LinearDA {PredPsych} | R Documentation |
Cross-validated Linear Discriminant Analysis
Description
A simple function to perform cross-validated Linear Discriminant Analysis
Usage
LinearDA(Data, classCol, selectedCols, cvType, nTrainFolds,
ntrainTestFolds, modelTrainFolds, foldSep, CV = FALSE, cvFraction,
extendedResults = FALSE, SetSeed = TRUE, silent = FALSE,
NewData = NULL, ...)
Arguments
Data |
(dataframe) Data dataframe |
classCol |
(numeric or string) column number that contains the variable to be predicted |
selectedCols |
(optional) (numeric or string) all the columns of data that would be used either as predictor or as feature |
cvType |
(optional) (string) which type of cross-validation scheme to follow; One of the following values:
|
nTrainFolds |
= (optional) (parameter for only k-fold cross-validation) No. of folds in which to further divide Training dataset |
ntrainTestFolds |
= (optional) (parameter for only k-fold cross-validation) No. of folds for training and testing dataset |
modelTrainFolds |
= (optional) (parameter for only k-fold cross-validation) specific folds from the first train/test split (ntrainTestFolds) to use for training |
foldSep |
(numeric) (parameter for only Leave-One_subject Out) mandatory column number for Leave-one-subject out cross-validation. |
CV |
(optional) (logical) perform Cross validation of training dataset?
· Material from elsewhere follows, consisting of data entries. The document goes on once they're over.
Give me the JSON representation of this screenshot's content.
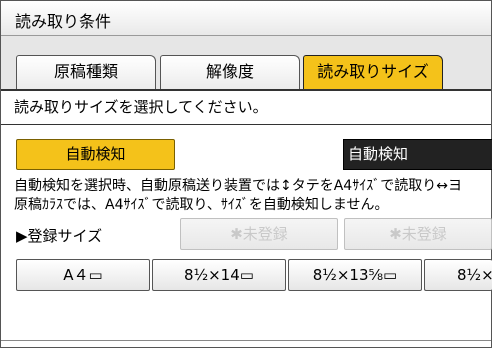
{
  "window": {
    "title": "読み取り条件"
  },
  "tabs": [
    {
      "label": "原稿種類",
      "active": false
    },
    {
      "label": "解像度",
      "active": false
    },
    {
      "label": "読み取りサイズ",
      "active": true
    }
  ],
  "instruction": "読み取りサイズを選択してください。",
  "auto_detect": {
    "button_label": "自動検知",
    "current_value": "自動検知"
  },
  "notes": [
    "自動検知を選択時、自動原稿送り装置では↕タテをA4ｻｲｽﾞで読取り↔ヨ",
    "原稿ｶﾗｽでは、A4ｻｲｽﾞで読取り、ｻｲｽﾞを自動検知しません。"
  ],
  "registered_sizes": {
    "label": "▶登録サイズ",
    "buttons": [
      "✱未登録",
      "✱未登録"
    ]
  },
  "size_buttons": [
    "A４▭",
    "8½×14▭",
    "8½×13⅝▭",
    "8½×"
  ],
  "colors": {
    "accent": "#f4c21a",
    "display_bg": "#222222"
  }
}
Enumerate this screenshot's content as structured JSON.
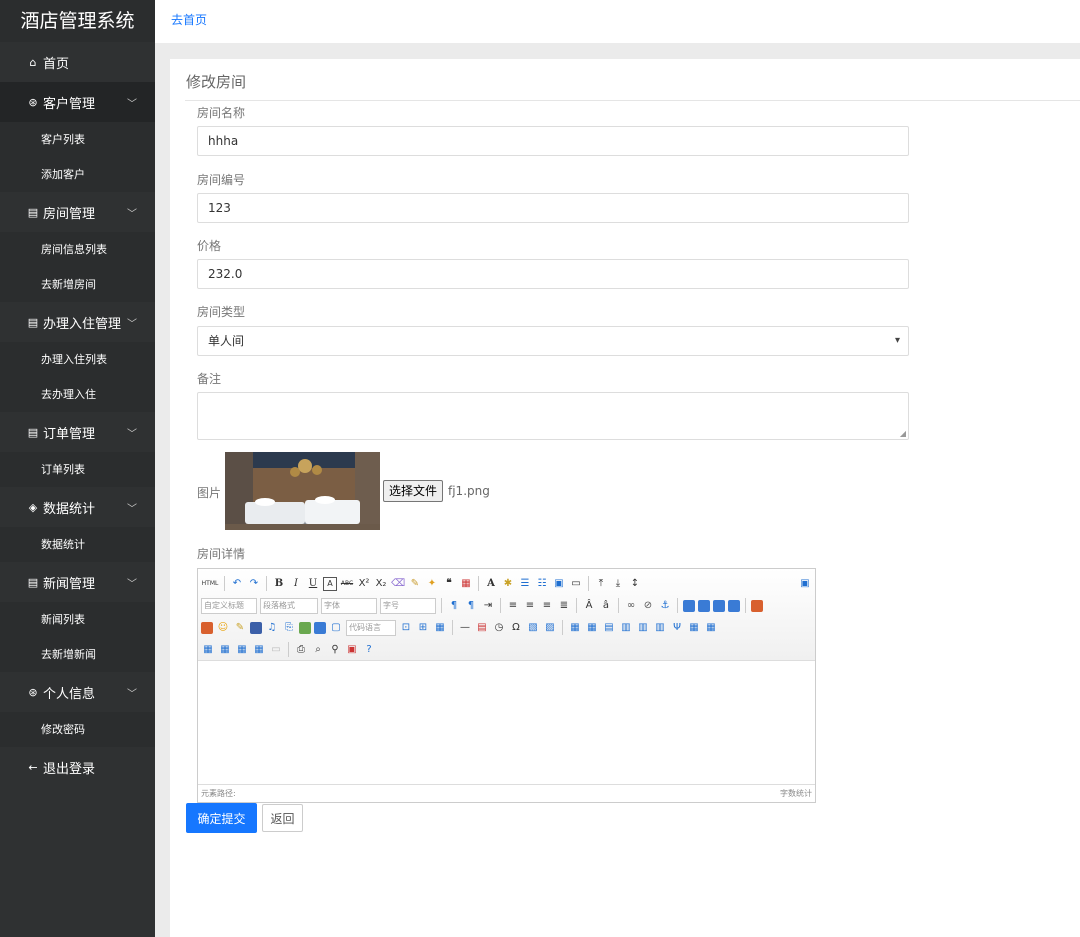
{
  "sidebar": {
    "brand": "酒店管理系统",
    "home": "首页",
    "groups": [
      {
        "label": "客户管理",
        "items": [
          "客户列表",
          "添加客户"
        ]
      },
      {
        "label": "房间管理",
        "items": [
          "房间信息列表",
          "去新增房间"
        ]
      },
      {
        "label": "办理入住管理",
        "items": [
          "办理入住列表",
          "去办理入住"
        ]
      },
      {
        "label": "订单管理",
        "items": [
          "订单列表"
        ]
      },
      {
        "label": "数据统计",
        "items": [
          "数据统计"
        ]
      },
      {
        "label": "新闻管理",
        "items": [
          "新闻列表",
          "去新增新闻"
        ]
      },
      {
        "label": "个人信息",
        "items": [
          "修改密码"
        ]
      }
    ],
    "logout": "退出登录"
  },
  "breadcrumb": {
    "home_link": "去首页"
  },
  "panel": {
    "title": "修改房间"
  },
  "form": {
    "name_label": "房间名称",
    "name_value": "hhha",
    "number_label": "房间编号",
    "number_value": "123",
    "price_label": "价格",
    "price_value": "232.0",
    "type_label": "房间类型",
    "type_value": "单人间",
    "remark_label": "备注",
    "remark_value": "",
    "image_label": "图片",
    "file_button": "选择文件",
    "file_name": "fj1.png",
    "detail_label": "房间详情"
  },
  "editor": {
    "toolbar": {
      "html": "HTML",
      "combo_custom_title": "自定义标题",
      "combo_paragraph": "段落格式",
      "combo_font": "字体",
      "combo_size": "字号",
      "combo_code": "代码语言"
    },
    "status_left": "元素路径:",
    "status_right": "字数统计"
  },
  "actions": {
    "submit": "确定提交",
    "back": "返回"
  },
  "colors": {
    "sidebar": "#2f3132",
    "accent": "#1677ff"
  }
}
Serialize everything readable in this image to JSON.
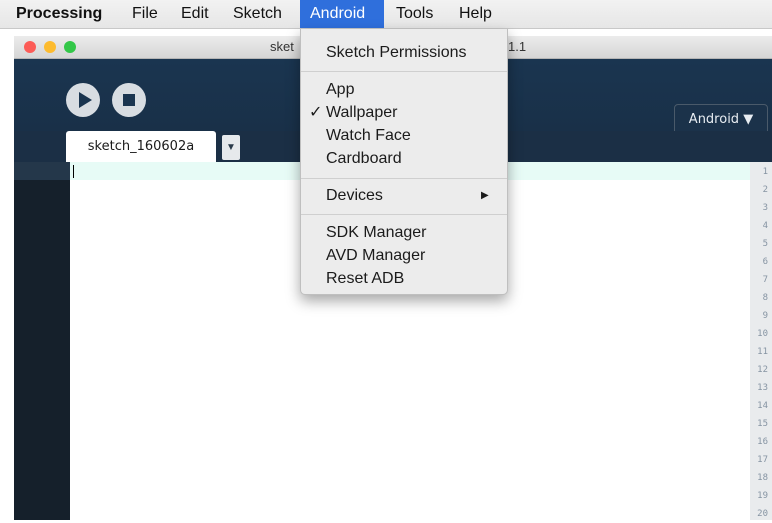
{
  "menubar": {
    "app": "Processing",
    "items": [
      "File",
      "Edit",
      "Sketch",
      "Android",
      "Tools",
      "Help"
    ],
    "active": "Android"
  },
  "window": {
    "title_left": "sket",
    "title_right": "1.1",
    "traffic_colors": [
      "#fc5c57",
      "#fdbb2e",
      "#33c748"
    ]
  },
  "toolbar": {
    "run_icon": "play-icon",
    "stop_icon": "stop-icon",
    "mode_label": "Android ▼"
  },
  "tabs": {
    "sketch_tab": "sketch_160602a",
    "tab_menu": "▼"
  },
  "editor": {
    "line_numbers": [
      "1",
      "2",
      "3",
      "4",
      "5",
      "6",
      "7",
      "8",
      "9",
      "10",
      "11",
      "12",
      "13",
      "14",
      "15",
      "16",
      "17",
      "18",
      "19",
      "20"
    ]
  },
  "android_menu": {
    "sketch_permissions": "Sketch Permissions",
    "app": "App",
    "wallpaper": "Wallpaper",
    "wallpaper_checked": "✓",
    "watch_face": "Watch Face",
    "cardboard": "Cardboard",
    "devices": "Devices",
    "devices_arrow": "▶",
    "sdk_manager": "SDK Manager",
    "avd_manager": "AVD Manager",
    "reset_adb": "Reset ADB"
  },
  "colors": {
    "menu_highlight": "#2f6fdc",
    "toolbar_bg": "#1a3550",
    "gutter_bg": "#15202b"
  }
}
If TRUE, posterior probabilites are present with the model |
cvFraction |
(optional) (numeric) Fraction of data to keep for training data |
extendedResults |
(optional) (logical) Return extended results with model and other metrics |
SetSeed |
(optional) (logical) Whether to setseed or not. use SetSeed to seed the random number generator to get consistent results; set false only for permutation tests |
silent |
(optional) (logical) whether to print messages or not |
NewData |
(optional) (dataframe) New Data frame features for which the class membership is requested |
... |
(optional) additional arguments for the function |
Details
The function implements Linear Disciminant Analysis, a simple algorithm for classification based analyses .LDA builds a model composed of a number of discriminant functions based on linear combinations of data features that provide the best discrimination between two or more conditions/classes. The aim of the statistical analysis in LDA is thus to combine the data features scores in a way that a single new composite variable, the discriminant function, is produced (for details see Fisher, 1936; Rao, 1948)).
Value
Depending upon extendedResults
. extendedResults
= FALSE outputs Test accuracy accTest
of discrimination; extendedResults
= TRUE
outputs Test accuracy accTest
of discrimination, ConfusionMatrixResults
Overall cross-validated confusion matrix results,ConfMatrix
Confusion matrices
and fitLDA
the fit cross-validated LDA model. If CV
= TRUE ,
Posterior probabilities are generated and stored in the model.
Author(s)
Atesh Koul, C'MON unit, Istituto Italiano di Tecnologia
References
Fisher, R. A. (1936). The Use of Multiple Measurements in Taxonomic Problems. Annals of Eugenics, 7(2), 179-188.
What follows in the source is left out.